Uma trajetória parecida com a do presidente brasileiro Luiz Inácio Lula da Silva, com uma diferença fundamental: o elemento indígena-campesino está na raiz da agrupação política de Evo, o Movimento ao Socialismo (MAS).

“O MAS é o primeiro governo da história da Bolívia que faz política para os povos originários”, avalia a cientista política Marília Closs, pesquisadora da Plataforma Cipó. “Refundaram o Estado, e isso se deve a Evo – apesar de todas as contradições e problemas”, resume.

Estado plurinacional

Foto: Assembleia Legislativa Plurinacional

O aimará Evo Morales, primeiro presidente indígena da Bolívia: “Os movimentos indígenas continuarão sua luta contra o neocolonialismo interno e externo, que promove racismo, discriminação e humilhação contra os pobres”

Foto: Assembleia Legislativa Plurinacional

Essas refundações se devem a dois processos constituintes quase simultâneos.

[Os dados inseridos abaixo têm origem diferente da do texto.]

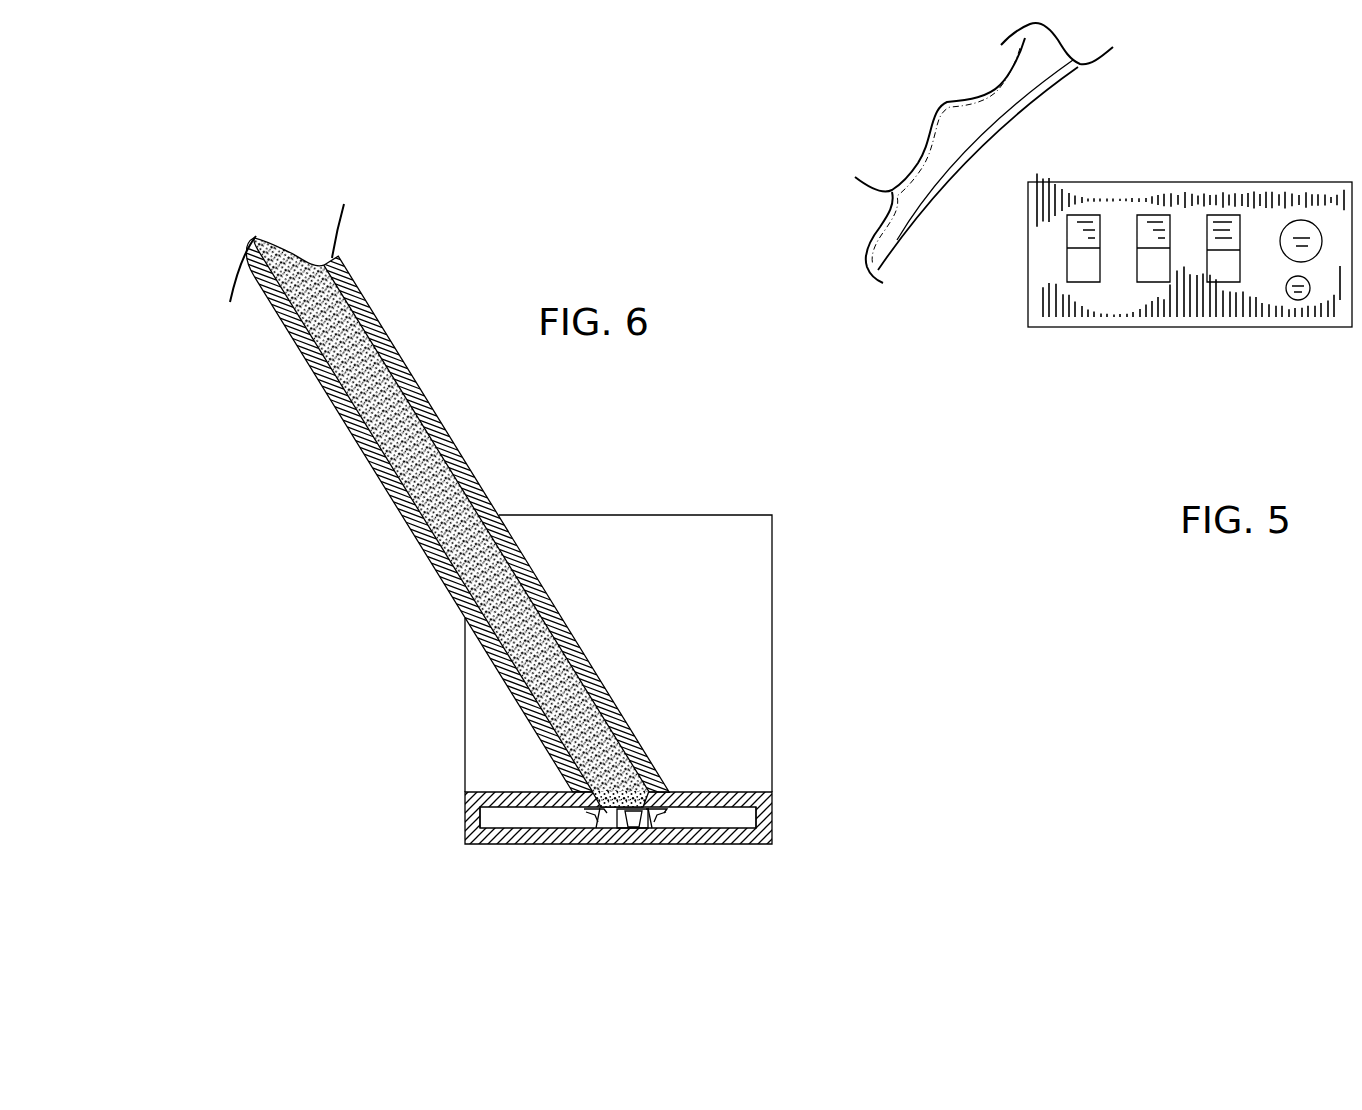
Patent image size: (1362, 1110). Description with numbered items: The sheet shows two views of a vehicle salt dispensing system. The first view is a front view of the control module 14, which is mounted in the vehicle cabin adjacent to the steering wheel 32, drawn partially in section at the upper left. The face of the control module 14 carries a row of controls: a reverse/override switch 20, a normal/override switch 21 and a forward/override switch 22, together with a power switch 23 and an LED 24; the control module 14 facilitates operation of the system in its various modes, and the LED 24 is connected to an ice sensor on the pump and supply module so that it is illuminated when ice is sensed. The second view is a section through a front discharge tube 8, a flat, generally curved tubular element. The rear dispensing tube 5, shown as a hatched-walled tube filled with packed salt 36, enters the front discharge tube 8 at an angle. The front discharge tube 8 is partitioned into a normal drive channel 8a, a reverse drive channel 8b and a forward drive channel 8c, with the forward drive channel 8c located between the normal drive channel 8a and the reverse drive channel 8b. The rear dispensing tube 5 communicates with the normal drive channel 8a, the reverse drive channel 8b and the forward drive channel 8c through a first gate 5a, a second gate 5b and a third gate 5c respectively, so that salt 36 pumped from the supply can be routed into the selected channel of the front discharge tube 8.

In FIG. 6, the rear dispensing tube 5 is at (375, 317).
In FIG. 6, the packed salt 36 is at (475, 572).
In FIG. 6, the front discharge tube 8 is at (727, 515).
In FIG. 6, the normal drive channel 8a is at (496, 825).
In FIG. 6, the reverse drive channel 8b is at (756, 826).
In FIG. 6, the forward drive channel 8c is at (630, 820).
In FIG. 6, the first gate 5a is at (600, 813).
In FIG. 6, the second gate 5b is at (667, 818).
In FIG. 6, the third gate 5c is at (653, 775).
In FIG. 5, the control module 14 is at (1115, 182).
In FIG. 5, the reverse/override switch 20 is at (1078, 260).
In FIG. 5, the normal/override switch 21 is at (1152, 222).
In FIG. 5, the forward/override switch 22 is at (1222, 282).
In FIG. 5, the power switch 23 is at (1300, 230).
In FIG. 5, the LED 24 is at (1298, 300).
In FIG. 5, the steering wheel 32 is at (905, 240).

Em 2008, o Equador proclamou a primeira Constituição Plurinacional do continente, reorganizando o Estado conforme as diferentes nações indígenas e outros povos tradicionais, como quilombolas. No ano seguinte, foi a vez da Bolívia fazer o mesmo, já sob Evo Morales.

“Quando o MAS é eleito, faz um processo que coloca a plurinacionalidade em sua Constituição. Há uma valorização dos idiomas indígenas”, explica Marília Closs. “Isso reverberou muito nos outros países. Dotar a Pachamama (mãe-terra) de direitos constitucionais é o tipo de inventividade política que muda o mundo”, ressalta.

A influência boliviana e equatoriana foi vista no recente processo constituinte chileno, o qual elegeu 17 representantes indígenas e tentou adotar uma nova Carta Magna plurinacional – porém, o projeto foi rejeitado nas urnas no ano passado.

Já o Brasil ainda engatinha na representação política indígena. Nas últimas eleições, pela primeira vez foram eleitas três parlamentares de etnias originárias para o Congresso Nacional: Sonia Guajajara (PSol-SP), Célia Xakriabá (PSol-MG) e Silvia Waiãpi (PL-AP). No entanto, Sonia Guajajara assumiu como nova ministra dos Povos Indígenas, pasta que teve seu papel para a demarcação de terras esvaziado pelo próprio Congresso. Silvia Waiãpi, por outro lado, é representante do bolsonarismo.

Hoje, outros países com grandes populações indígenas já preveem reserva de vagas para comunidades tradicionais – é o caso da Colômbia. No Brasil, com representação rarefeita e acossada, o sonho de uma bancada do cocar ainda está em segundo plano.